Prof David Karoly, an internationally eminent climate scientist who retired from the CSIRO in 2022, is more familiar than most with cuts at the agency. Karoly returned to the CSIRO in 2018 after deep cuts former executive Larry Marshall made to the organisation’s climate science capacity.

Karoly says this week’s news of staffing cuts “doesn’t surprise” him at all. Annual increases in funding are required to support the same number of people, he points out, and a decline in government investment as a proportion of GDP “may well be part of the problem”.

“For a number of years, they have been trying to generate more income … to support their research activities,” he says – an approach he has previously likened to a “very extravagant consulting company”.

It’s a point Hilton acknowledged in his speech to staff this week. The agency’s head said the CSIRO’s funding had increased 1.3% each year over the past 15 years while the average inflation rate sat at 2.7%.

“The cost of doing science is increasing faster than our appropriation funding,” Hilton said in a note to staff on Tuesday, noting a backlog of urgent refits for the CSIRO’s ageing laboratories and offices.

“And we are facing soaring computing costs, as greater amounts of data are generated, and the cost of protecting our data and people from cybersecurity threats has risen dramatically compared to just a few years ago.”

Research funding plummeting across nation

For those in the research sector, the cuts, though troubling, are a symptom of a wider decline in funding.

“We as a nation have not been investing enough in research,” Prof Chennupati Jagadish, president of the Australian Academy of Sciences (AAS), says.

Total research and development spend across the country as a proportion of GDP has declined from 2.25% in 2008-09 to 1.69% in 2021-22, the latest year for which figures are available.
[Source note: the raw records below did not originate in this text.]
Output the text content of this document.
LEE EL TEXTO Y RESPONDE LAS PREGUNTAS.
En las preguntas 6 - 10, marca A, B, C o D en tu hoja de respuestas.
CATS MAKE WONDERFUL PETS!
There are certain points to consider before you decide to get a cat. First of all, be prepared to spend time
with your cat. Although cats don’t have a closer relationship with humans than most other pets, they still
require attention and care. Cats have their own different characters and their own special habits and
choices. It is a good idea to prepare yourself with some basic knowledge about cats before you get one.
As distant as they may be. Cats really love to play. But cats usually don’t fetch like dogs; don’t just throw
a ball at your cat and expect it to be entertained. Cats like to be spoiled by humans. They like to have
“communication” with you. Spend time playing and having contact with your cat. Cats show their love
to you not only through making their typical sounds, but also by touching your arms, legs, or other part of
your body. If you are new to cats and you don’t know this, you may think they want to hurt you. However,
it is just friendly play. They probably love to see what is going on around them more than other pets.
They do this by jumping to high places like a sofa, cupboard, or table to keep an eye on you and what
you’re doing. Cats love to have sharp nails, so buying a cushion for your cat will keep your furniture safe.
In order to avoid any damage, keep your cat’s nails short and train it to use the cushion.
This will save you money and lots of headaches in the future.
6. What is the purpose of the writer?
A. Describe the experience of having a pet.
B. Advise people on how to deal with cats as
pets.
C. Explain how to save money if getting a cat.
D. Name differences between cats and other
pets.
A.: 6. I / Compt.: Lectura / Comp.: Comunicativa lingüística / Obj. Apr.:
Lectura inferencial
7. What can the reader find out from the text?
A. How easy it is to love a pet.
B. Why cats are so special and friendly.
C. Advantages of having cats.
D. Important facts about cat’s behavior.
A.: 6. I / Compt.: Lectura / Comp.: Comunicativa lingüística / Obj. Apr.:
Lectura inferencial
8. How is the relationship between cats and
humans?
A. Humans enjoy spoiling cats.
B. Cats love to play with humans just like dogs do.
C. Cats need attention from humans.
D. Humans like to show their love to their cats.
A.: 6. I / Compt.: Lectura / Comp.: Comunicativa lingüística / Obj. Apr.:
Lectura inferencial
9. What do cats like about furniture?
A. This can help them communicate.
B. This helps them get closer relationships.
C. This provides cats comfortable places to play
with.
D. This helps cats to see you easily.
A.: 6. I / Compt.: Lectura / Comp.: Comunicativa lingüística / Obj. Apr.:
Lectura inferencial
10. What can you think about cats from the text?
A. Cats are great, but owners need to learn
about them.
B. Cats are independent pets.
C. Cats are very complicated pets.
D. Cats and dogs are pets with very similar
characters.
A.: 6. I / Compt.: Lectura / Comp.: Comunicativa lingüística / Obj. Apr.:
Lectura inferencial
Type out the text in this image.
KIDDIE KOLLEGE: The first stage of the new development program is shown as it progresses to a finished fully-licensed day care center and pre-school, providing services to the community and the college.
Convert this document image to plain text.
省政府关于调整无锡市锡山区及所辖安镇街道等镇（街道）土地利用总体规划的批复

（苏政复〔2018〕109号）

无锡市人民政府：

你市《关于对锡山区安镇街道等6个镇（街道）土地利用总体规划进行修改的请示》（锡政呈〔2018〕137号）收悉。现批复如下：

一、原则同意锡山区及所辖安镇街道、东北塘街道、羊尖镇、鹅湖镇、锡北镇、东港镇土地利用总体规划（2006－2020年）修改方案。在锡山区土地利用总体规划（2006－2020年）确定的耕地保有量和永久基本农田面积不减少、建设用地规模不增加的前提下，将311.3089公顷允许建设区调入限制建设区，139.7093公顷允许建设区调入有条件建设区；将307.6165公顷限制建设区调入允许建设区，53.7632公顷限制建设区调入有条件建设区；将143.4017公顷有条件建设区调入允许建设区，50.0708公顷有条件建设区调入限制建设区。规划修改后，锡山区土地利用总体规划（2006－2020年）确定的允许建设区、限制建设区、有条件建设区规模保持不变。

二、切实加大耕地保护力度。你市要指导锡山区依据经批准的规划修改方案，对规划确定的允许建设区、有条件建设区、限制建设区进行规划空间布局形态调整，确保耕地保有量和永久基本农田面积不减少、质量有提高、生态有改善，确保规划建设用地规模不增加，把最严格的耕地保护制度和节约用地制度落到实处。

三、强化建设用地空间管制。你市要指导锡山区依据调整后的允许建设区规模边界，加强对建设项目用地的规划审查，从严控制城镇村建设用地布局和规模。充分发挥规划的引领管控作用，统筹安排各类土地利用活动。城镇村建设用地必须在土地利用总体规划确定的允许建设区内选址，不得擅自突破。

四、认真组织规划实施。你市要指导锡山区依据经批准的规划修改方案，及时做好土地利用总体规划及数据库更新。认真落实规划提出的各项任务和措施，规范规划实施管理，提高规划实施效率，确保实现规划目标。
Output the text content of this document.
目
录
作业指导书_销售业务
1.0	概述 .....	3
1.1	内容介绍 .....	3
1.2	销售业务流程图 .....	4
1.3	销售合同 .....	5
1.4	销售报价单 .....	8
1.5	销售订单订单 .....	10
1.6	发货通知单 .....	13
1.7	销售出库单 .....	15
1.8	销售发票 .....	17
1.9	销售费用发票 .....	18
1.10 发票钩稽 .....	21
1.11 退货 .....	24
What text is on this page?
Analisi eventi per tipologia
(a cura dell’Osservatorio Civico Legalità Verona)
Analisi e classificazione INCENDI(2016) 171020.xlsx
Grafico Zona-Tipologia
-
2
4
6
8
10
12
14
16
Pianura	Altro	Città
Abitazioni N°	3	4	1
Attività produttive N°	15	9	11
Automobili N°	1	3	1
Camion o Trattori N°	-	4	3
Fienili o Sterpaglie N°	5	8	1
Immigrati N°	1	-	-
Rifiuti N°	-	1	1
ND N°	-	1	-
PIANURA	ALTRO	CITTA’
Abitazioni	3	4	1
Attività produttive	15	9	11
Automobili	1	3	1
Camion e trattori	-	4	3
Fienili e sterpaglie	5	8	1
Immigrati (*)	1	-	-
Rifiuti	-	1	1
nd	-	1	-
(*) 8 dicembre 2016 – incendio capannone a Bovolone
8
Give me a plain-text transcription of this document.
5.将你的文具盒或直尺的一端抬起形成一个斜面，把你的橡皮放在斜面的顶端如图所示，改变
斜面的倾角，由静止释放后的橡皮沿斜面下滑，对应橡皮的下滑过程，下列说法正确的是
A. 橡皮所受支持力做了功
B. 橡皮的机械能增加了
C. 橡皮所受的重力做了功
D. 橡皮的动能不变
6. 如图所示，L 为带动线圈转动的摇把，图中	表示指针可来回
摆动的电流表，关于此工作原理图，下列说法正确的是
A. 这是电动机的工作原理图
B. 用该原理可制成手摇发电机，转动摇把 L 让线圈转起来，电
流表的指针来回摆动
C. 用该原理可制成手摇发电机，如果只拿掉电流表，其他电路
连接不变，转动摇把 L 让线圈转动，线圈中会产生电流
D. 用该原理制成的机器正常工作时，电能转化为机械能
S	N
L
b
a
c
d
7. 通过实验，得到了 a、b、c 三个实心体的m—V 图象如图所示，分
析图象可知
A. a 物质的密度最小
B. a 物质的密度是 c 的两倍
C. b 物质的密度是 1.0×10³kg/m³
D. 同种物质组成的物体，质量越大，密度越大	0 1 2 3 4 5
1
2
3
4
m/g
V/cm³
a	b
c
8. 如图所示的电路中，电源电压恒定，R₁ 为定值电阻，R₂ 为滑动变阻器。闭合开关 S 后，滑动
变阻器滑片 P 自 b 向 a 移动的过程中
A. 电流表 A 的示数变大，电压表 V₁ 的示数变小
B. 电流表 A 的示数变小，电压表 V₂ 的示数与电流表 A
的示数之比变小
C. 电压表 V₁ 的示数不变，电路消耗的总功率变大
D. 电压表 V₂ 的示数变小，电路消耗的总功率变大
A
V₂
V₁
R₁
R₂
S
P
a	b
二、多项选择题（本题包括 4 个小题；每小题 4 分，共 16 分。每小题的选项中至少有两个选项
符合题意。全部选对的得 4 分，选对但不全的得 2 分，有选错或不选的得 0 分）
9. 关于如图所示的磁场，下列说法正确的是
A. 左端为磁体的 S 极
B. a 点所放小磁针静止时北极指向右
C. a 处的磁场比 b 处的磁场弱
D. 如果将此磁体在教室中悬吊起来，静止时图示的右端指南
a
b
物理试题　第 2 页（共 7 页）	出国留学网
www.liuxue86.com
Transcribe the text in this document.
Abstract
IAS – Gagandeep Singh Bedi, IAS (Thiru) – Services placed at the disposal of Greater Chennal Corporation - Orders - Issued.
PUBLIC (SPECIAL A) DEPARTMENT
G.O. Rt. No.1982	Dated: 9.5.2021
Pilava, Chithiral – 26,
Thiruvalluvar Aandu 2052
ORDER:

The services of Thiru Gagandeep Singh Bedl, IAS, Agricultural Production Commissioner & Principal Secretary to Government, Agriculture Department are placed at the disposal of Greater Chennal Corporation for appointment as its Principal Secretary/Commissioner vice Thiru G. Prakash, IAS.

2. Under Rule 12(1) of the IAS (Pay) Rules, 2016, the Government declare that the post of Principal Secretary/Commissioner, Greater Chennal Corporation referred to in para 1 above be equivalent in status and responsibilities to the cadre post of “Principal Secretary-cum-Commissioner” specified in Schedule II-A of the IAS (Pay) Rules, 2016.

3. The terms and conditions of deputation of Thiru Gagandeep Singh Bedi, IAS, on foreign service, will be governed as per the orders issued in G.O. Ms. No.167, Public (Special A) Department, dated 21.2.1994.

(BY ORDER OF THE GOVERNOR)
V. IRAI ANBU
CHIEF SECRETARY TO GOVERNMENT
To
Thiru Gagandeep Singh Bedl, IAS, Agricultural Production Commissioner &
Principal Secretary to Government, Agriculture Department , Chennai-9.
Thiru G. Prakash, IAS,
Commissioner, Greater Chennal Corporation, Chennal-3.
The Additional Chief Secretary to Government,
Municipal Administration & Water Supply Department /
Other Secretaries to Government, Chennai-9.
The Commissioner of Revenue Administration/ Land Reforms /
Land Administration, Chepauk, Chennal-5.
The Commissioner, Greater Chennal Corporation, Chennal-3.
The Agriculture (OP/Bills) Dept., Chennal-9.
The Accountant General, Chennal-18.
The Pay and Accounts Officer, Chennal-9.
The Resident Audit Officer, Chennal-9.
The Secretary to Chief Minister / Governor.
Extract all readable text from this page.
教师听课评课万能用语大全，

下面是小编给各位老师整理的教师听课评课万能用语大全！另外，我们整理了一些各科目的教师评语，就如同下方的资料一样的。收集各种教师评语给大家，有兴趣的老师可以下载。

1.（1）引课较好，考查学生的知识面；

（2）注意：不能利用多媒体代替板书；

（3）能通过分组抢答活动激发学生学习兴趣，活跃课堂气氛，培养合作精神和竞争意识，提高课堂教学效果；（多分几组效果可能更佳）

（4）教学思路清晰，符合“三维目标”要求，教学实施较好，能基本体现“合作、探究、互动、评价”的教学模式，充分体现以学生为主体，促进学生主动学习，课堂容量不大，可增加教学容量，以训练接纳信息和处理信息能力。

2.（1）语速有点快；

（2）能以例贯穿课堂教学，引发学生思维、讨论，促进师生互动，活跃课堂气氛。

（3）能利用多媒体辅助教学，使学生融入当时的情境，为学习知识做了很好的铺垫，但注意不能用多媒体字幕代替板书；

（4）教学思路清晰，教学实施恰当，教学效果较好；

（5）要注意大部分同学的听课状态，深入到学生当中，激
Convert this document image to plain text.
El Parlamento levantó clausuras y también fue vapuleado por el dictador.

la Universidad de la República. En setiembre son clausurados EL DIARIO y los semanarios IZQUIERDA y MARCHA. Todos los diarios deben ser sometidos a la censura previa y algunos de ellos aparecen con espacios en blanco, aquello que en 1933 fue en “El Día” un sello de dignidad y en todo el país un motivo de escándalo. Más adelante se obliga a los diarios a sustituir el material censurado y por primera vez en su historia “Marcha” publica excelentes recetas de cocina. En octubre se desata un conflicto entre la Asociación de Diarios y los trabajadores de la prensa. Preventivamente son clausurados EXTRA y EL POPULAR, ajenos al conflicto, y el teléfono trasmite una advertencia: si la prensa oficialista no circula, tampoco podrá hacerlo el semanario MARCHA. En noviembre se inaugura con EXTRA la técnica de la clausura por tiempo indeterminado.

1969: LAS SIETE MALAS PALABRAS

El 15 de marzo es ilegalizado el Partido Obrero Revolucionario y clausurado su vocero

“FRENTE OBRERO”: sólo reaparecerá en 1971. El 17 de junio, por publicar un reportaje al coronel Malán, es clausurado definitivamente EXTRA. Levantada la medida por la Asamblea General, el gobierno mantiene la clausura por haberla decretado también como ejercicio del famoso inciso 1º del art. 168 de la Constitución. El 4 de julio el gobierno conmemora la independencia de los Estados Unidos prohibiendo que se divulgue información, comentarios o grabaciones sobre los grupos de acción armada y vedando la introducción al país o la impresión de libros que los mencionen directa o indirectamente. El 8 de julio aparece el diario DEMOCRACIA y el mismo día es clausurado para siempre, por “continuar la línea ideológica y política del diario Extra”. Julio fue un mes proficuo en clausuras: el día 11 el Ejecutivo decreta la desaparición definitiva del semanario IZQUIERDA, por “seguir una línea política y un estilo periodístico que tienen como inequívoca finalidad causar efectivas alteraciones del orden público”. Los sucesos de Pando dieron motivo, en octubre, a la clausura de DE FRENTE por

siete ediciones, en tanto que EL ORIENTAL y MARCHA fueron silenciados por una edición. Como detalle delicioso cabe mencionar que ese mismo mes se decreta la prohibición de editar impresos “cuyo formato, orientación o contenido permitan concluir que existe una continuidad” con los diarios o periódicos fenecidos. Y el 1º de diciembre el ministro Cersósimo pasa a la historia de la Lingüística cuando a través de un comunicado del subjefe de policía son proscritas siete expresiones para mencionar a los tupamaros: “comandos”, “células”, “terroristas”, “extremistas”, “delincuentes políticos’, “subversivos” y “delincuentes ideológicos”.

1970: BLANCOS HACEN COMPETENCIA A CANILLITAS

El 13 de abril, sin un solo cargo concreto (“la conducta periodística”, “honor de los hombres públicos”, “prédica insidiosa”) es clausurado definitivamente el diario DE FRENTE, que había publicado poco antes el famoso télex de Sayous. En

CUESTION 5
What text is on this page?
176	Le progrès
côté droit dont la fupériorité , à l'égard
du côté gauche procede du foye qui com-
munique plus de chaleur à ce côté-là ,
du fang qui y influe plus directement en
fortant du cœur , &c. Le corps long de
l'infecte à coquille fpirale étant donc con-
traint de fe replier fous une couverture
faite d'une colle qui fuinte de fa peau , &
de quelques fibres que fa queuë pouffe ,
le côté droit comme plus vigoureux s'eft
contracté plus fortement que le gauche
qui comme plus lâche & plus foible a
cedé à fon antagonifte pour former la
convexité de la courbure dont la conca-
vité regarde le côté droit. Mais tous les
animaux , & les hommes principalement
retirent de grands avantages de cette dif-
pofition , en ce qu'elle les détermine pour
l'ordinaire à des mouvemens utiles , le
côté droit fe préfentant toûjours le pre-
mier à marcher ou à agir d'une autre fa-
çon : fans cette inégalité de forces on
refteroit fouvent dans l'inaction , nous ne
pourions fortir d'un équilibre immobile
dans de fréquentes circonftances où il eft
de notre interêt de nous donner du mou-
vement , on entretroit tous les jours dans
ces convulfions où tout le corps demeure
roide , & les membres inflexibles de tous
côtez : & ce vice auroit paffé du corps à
The AAS estimates that, in dollar terms, government investment in R&D is $1.8bn less than the OECD average.

“If we continue to decline at the rate at which we’re declining, we will be at the bottom of the OECD in five years’ time,” AAS’s chief executive, Anna-Maria Arabia. “That’s a worrying trend because science and technology is so central to all of our national interests and priorities.”

A review of R&D in Australia, announced in 2024, is due to hand down recommendations in the coming months.

  • This story was amended on 22 November 2025. An earlier version incorrectly referred to the CSIRO’s health and biodiversity department. It is called health and biosecurity.